While GR and I keep our bedroom as a sexual sanctuary (ie, no clutter in the room) we do not worry much about setting a preliminary, romantic atmosphere with extra props such as candles, music, lighting, clothing, stripping, etc. When it comes to these things he and I tend to lean towards minimalism. This may have something to do with our lack of reliance on romance in general. Perhaps part of it is our history of not having sex for so many years. Maybe our age has something to do with it (ie, in our 60’s and 50's)... I do not know.
It is just that most of the time when we get together we are quickly and easily into each other. If we had to stop and say, "Wait, start the music," or "Wait, get the candles and light them," or “Wait, I’m not wearing the right thing,” it would only slow us down. And this has nothing to do with how fast GR and I sexually wind up or wind back down because we do spend much time on our sexual encounters… probably more than what many couples do.
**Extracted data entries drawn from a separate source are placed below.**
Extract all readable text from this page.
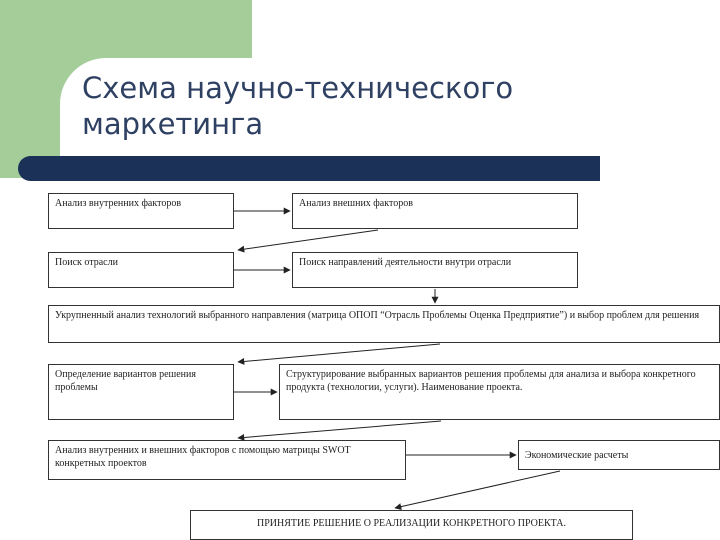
Схема научно-технического маркетинга
Анализ внутренних факторов	Анализ внешних факторов
Поиск отрасли	Поиск направлений деятельности внутри отрасли
Укрупненный анализ технологий выбранного направления (матрица ОПОП “Отрасль Проблемы Оценка Предприятие”) и выбор проблем для решения
Определение вариантов решения проблемы
Структурирование выбранных вариантов решения проблемы для анализа и выбора конкретного продукта (технологии, услуги). Наименование проекта.
Анализ внутренних и внешних факторов с помощью матрицы SWOT конкретных проектов
Экономические расчеты
ПРИНЯТИЕ РЕШЕНИЕ О РЕАЛИЗАЦИИ КОНКРЕТНОГО ПРОЕКТА.
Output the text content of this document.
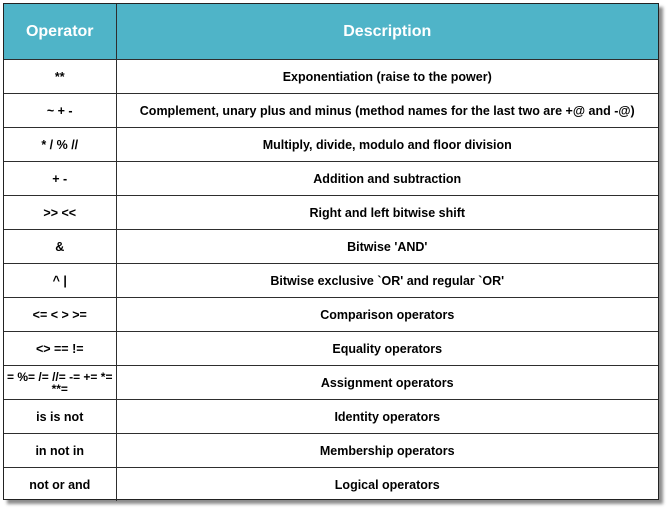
Operator	Description
**	Exponentiation (raise to the power)
~ + -	Complement, unary plus and minus (method names for the last two are +@ and -@)
* / % //	Multiply, divide, modulo and floor division
+ -	Addition and subtraction
>> <<	Right and left bitwise shift
&	Bitwise 'AND'
^ |	Bitwise exclusive `OR' and regular `OR'
<= < > >=	Comparison operators
<> == !=	Equality operators
= %= /= //= -= += *= **=	Assignment operators
is is not	Identity operators
in not in	Membership operators
not or and	Logical operators
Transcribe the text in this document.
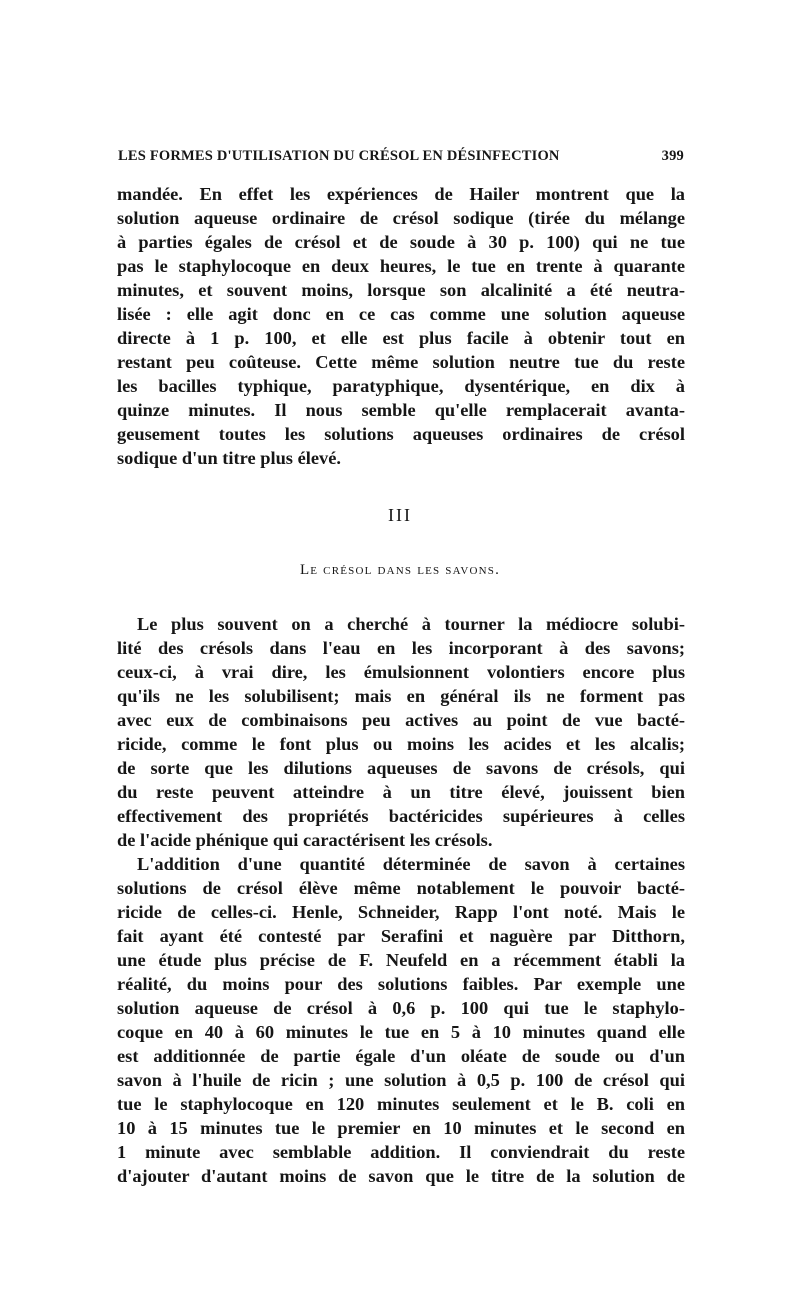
LES FORMES D'UTILISATION DU CRÉSOL EN DÉSINFECTION	399
mandée. En effet les expériences de Hailer montrent que la
solution aqueuse ordinaire de crésol sodique (tirée du mélange
à parties égales de crésol et de soude à 30 p. 100) qui ne tue
pas le staphylocoque en deux heures, le tue en trente à quarante
minutes, et souvent moins, lorsque son alcalinité a été neutra-
lisée : elle agit donc en ce cas comme une solution aqueuse
directe à 1 p. 100, et elle est plus facile à obtenir tout en
restant peu coûteuse. Cette même solution neutre tue du reste
les bacilles typhique, paratyphique, dysentérique, en dix à
quinze minutes. Il nous semble qu'elle remplacerait avanta-
geusement toutes les solutions aqueuses ordinaires de crésol
sodique d'un titre plus élevé.
III
Le crésol dans les savons.
Le plus souvent on a cherché à tourner la médiocre solubi-
lité des crésols dans l'eau en les incorporant à des savons;
ceux-ci, à vrai dire, les émulsionnent volontiers encore plus
qu'ils ne les solubilisent; mais en général ils ne forment pas
avec eux de combinaisons peu actives au point de vue bacté-
ricide, comme le font plus ou moins les acides et les alcalis;
de sorte que les dilutions aqueuses de savons de crésols, qui
du reste peuvent atteindre à un titre élevé, jouissent bien
effectivement des propriétés bactéricides supérieures à celles
de l'acide phénique qui caractérisent les crésols.
L'addition d'une quantité déterminée de savon à certaines
solutions de crésol élève même notablement le pouvoir bacté-
ricide de celles-ci. Henle, Schneider, Rapp l'ont noté. Mais le
fait ayant été contesté par Serafini et naguère par Ditthorn,
une étude plus précise de F. Neufeld en a récemment établi la
réalité, du moins pour des solutions faibles. Par exemple une
solution aqueuse de crésol à 0,6 p. 100 qui tue le staphylo-
coque en 40 à 60 minutes le tue en 5 à 10 minutes quand elle
est additionnée de partie égale d'un oléate de soude ou d'un
savon à l'huile de ricin ; une solution à 0,5 p. 100 de crésol qui
tue le staphylocoque en 120 minutes seulement et le B. coli en
10 à 15 minutes tue le premier en 10 minutes et le second en
1 minute avec semblable addition. Il conviendrait du reste
d'ajouter d'autant moins de savon que le titre de la solution de
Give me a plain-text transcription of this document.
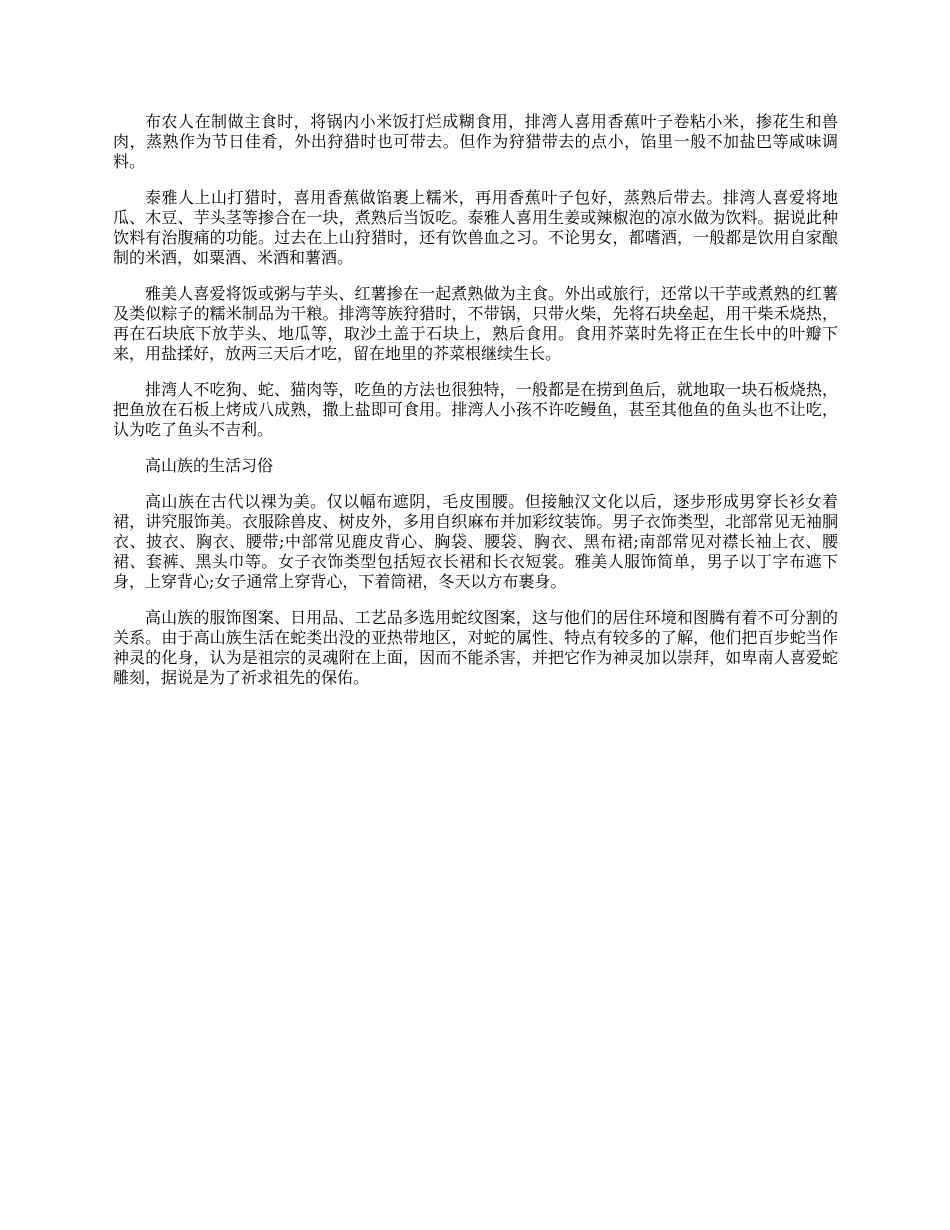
布农人在制做主食时，将锅内小米饭打烂成糊食用，排湾人喜用香蕉叶子卷粘小米，掺花生和兽肉，蒸熟作为节日佳肴，外出狩猎时也可带去。但作为狩猎带去的点小，馅里一般不加盐巴等咸味调料。

泰雅人上山打猎时，喜用香蕉做馅裹上糯米，再用香蕉叶子包好，蒸熟后带去。排湾人喜爱将地瓜、木豆、芋头茎等掺合在一块，煮熟后当饭吃。泰雅人喜用生姜或辣椒泡的凉水做为饮料。据说此种饮料有治腹痛的功能。过去在上山狩猎时，还有饮兽血之习。不论男女，都嗜酒，一般都是饮用自家酿制的米酒，如粟酒、米酒和薯酒。

雅美人喜爱将饭或粥与芋头、红薯掺在一起煮熟做为主食。外出或旅行，还常以干芋或煮熟的红薯及类似粽子的糯米制品为干粮。排湾等族狩猎时，不带锅，只带火柴，先将石块垒起，用干柴禾烧热，再在石块底下放芋头、地瓜等，取沙土盖于石块上，熟后食用。食用芥菜时先将正在生长中的叶瓣下来，用盐揉好，放两三天后才吃，留在地里的芥菜根继续生长。

排湾人不吃狗、蛇、猫肉等，吃鱼的方法也很独特，一般都是在捞到鱼后，就地取一块石板烧热，把鱼放在石板上烤成八成熟，撒上盐即可食用。排湾人小孩不许吃鳗鱼，甚至其他鱼的鱼头也不让吃，认为吃了鱼头不吉利。

高山族的生活习俗

高山族在古代以裸为美。仅以幅布遮阴，毛皮围腰。但接触汉文化以后，逐步形成男穿长衫女着裙，讲究服饰美。衣服除兽皮、树皮外，多用自织麻布并加彩纹装饰。男子衣饰类型，北部常见无袖胴衣、披衣、胸衣、腰带;中部常见鹿皮背心、胸袋、腰袋、胸衣、黑布裙;南部常见对襟长袖上衣、腰裙、套裤、黑头巾等。女子衣饰类型包括短衣长裙和长衣短裳。雅美人服饰简单，男子以丁字布遮下身，上穿背心;女子通常上穿背心，下着筒裙，冬天以方布裹身。

高山族的服饰图案、日用品、工艺品多选用蛇纹图案，这与他们的居住环境和图腾有着不可分割的关系。由于高山族生活在蛇类出没的亚热带地区，对蛇的属性、特点有较多的了解，他们把百步蛇当作神灵的化身，认为是祖宗的灵魂附在上面，因而不能杀害，并把它作为神灵加以崇拜，如卑南人喜爱蛇雕刻，据说是为了祈求祖先的保佑。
Often I hear spouses talking about how they usually depend on these props to help them get in a sexual mood. I view couples or individual spouses as falling into 1 of 3 categories with this-
1. those who prefer equal time on both sex and romance
2. those who need/want most of their time spent on romance
3. those who need/want most of their time spent on sex
Are you a 1, a 2 or a 3? Does your spouse fall into the same category as you or a different one? Does it work for your marriage or not and why? If it does not work, if it creates havoc, what ideas would maybe bridge the gap between how you and your spouse view sex and romance?